Sunday, April 18, 2010

Movie Review: VINCERE

Italian movie hits mark with side story of Fascist Era and Dictator Benito Mussolini. Director Mezzogiorno artfully mixed archival footage from the pre-WW II era when the dictator was flexing his muscles and attempting to restore some lost glory to the Italian peninsula. The story is focused not on his regime, but on his private life and the shameful details of a love affair early during his rise to power. The relationship produced a child that was essentially rejected by his father. The mother was harassed by authorities and institutionalized with the complicity of the Vatican, a newly formed independent state as a result of the dictator's Lateran Treaty of 1929.

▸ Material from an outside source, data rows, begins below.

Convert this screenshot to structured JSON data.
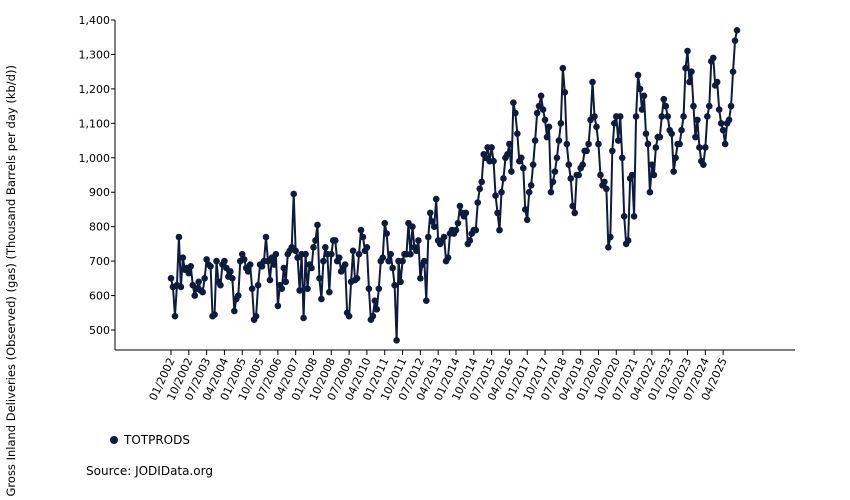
{
  "chart_data": {
    "type": "line",
    "title": "",
    "ylabel": "n / Gross Inland Deliveries (Observed) (gas) (Thousand Barrels per day (kb/d))",
    "xlabel": "",
    "ylim": [
      460,
      1400
    ],
    "yticks": [
      500,
      600,
      700,
      800,
      900,
      1000,
      1100,
      1200,
      1300,
      1400
    ],
    "ytick_labels": [
      "500",
      "600",
      "700",
      "800",
      "900",
      "1,000",
      "1,100",
      "1,200",
      "1,300",
      "1,400"
    ],
    "x_start": "01/2002",
    "xtick_labels": [
      "01/2002",
      "10/2002",
      "07/2003",
      "04/2004",
      "01/2005",
      "10/2005",
      "07/2006",
      "04/2007",
      "01/2008",
      "10/2008",
      "07/2009",
      "04/2010",
      "01/2011",
      "10/2011",
      "07/2012",
      "04/2013",
      "01/2014",
      "10/2014",
      "07/2015",
      "04/2016",
      "01/2017",
      "10/2017",
      "07/2018",
      "04/2019",
      "01/2020",
      "10/2020",
      "07/2021",
      "04/2022",
      "01/2023",
      "10/2023",
      "07/2024",
      "04/2025"
    ],
    "grid": false,
    "legend_position": "bottom-left",
    "color": "#0d1b3e",
    "series": [
      {
        "name": "TOTPRODS",
        "values": [
          650,
          625,
          540,
          630,
          770,
          625,
          710,
          675,
          680,
          665,
          685,
          630,
          600,
          620,
          640,
          615,
          610,
          650,
          705,
          690,
          685,
          540,
          545,
          700,
          640,
          630,
          690,
          700,
          680,
          655,
          670,
          650,
          555,
          590,
          600,
          700,
          720,
          705,
          680,
          670,
          690,
          620,
          530,
          540,
          630,
          690,
          685,
          700,
          770,
          700,
          645,
          710,
          690,
          720,
          570,
          630,
          620,
          680,
          640,
          720,
          730,
          740,
          895,
          730,
          710,
          615,
          720,
          535,
          720,
          620,
          690,
          680,
          740,
          760,
          805,
          650,
          590,
          700,
          740,
          720,
          610,
          720,
          760,
          760,
          700,
          710,
          670,
          680,
          690,
          550,
          540,
          640,
          730,
          645,
          650,
          720,
          790,
          770,
          730,
          740,
          620,
          530,
          540,
          585,
          560,
          620,
          700,
          710,
          810,
          780,
          700,
          720,
          680,
          630,
          470,
          700,
          640,
          700,
          720,
          720,
          810,
          720,
          800,
          740,
          730,
          760,
          650,
          690,
          700,
          585,
          770,
          840,
          815,
          800,
          880,
          760,
          750,
          760,
          770,
          700,
          710,
          780,
          790,
          780,
          790,
          810,
          860,
          840,
          830,
          840,
          750,
          760,
          780,
          790,
          790,
          870,
          910,
          930,
          1010,
          1000,
          1030,
          990,
          1030,
          990,
          890,
          840,
          790,
          900,
          940,
          1000,
          1010,
          1040,
          960,
          1160,
          1130,
          1070,
          990,
          1000,
          970,
          850,
          820,
          900,
          920,
          980,
          1050,
          1130,
          1150,
          1180,
          1140,
          1110,
          1060,
          1090,
          900,
          930,
          960,
          1000,
          1050,
          1100,
          1260,
          1190,
          1040,
          980,
          940,
          860,
          840,
          950,
          950,
          970,
          980,
          1020,
          1020,
          1040,
          1110,
          1220,
          1120,
          1090,
          1040,
          950,
          920,
          930,
          910,
          740,
          770,
          1020,
          1100,
          1120,
          1050,
          1120,
          1000,
          830,
          750,
          760,
          940,
          950,
          830,
          1120,
          1240,
          1200,
          1140,
          1180,
          1070,
          1040,
          900,
          980,
          950,
          1030,
          1060,
          1060,
          1120,
          1170,
          1150,
          1120,
          1080,
          1070,
          960,
          1000,
          1040,
          1040,
          1080,
          1120,
          1260,
          1310,
          1220,
          1250,
          1150,
          1060,
          1110,
          1030,
          990,
          980,
          1030,
          1120,
          1150,
          1280,
          1290,
          1210,
          1220,
          1140,
          1100,
          1080,
          1040,
          1100,
          1110,
          1150,
          1250,
          1340,
          1370
        ]
      }
    ],
    "legend": [
      "TOTPRODS"
    ],
    "source": "Source: JODIData.org"
  }
}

The sad quest of the abandoned mother and child illustrates the inconvenience of personal histories when confronted by powerful political forces. Mussolini had a public marraige and fathered 4 more children. Later, he took another mistress who died with him near the end of the world war.
The film ran more than 2 hours and 5 minutes and was accompanied by blaring sound effects. It could easily have been cut to less than 100 minutes w/o great loss. The acting was superb and the editing was effective in aiding the depiction of power: Church and State in combination. The close ties of the King of Italy and the government of the country itself with the Pope is readily understood with the footage from the period between the wars.
This historical docudrama is well worth the time and effort.
Rated by the Minister of Culture: ****!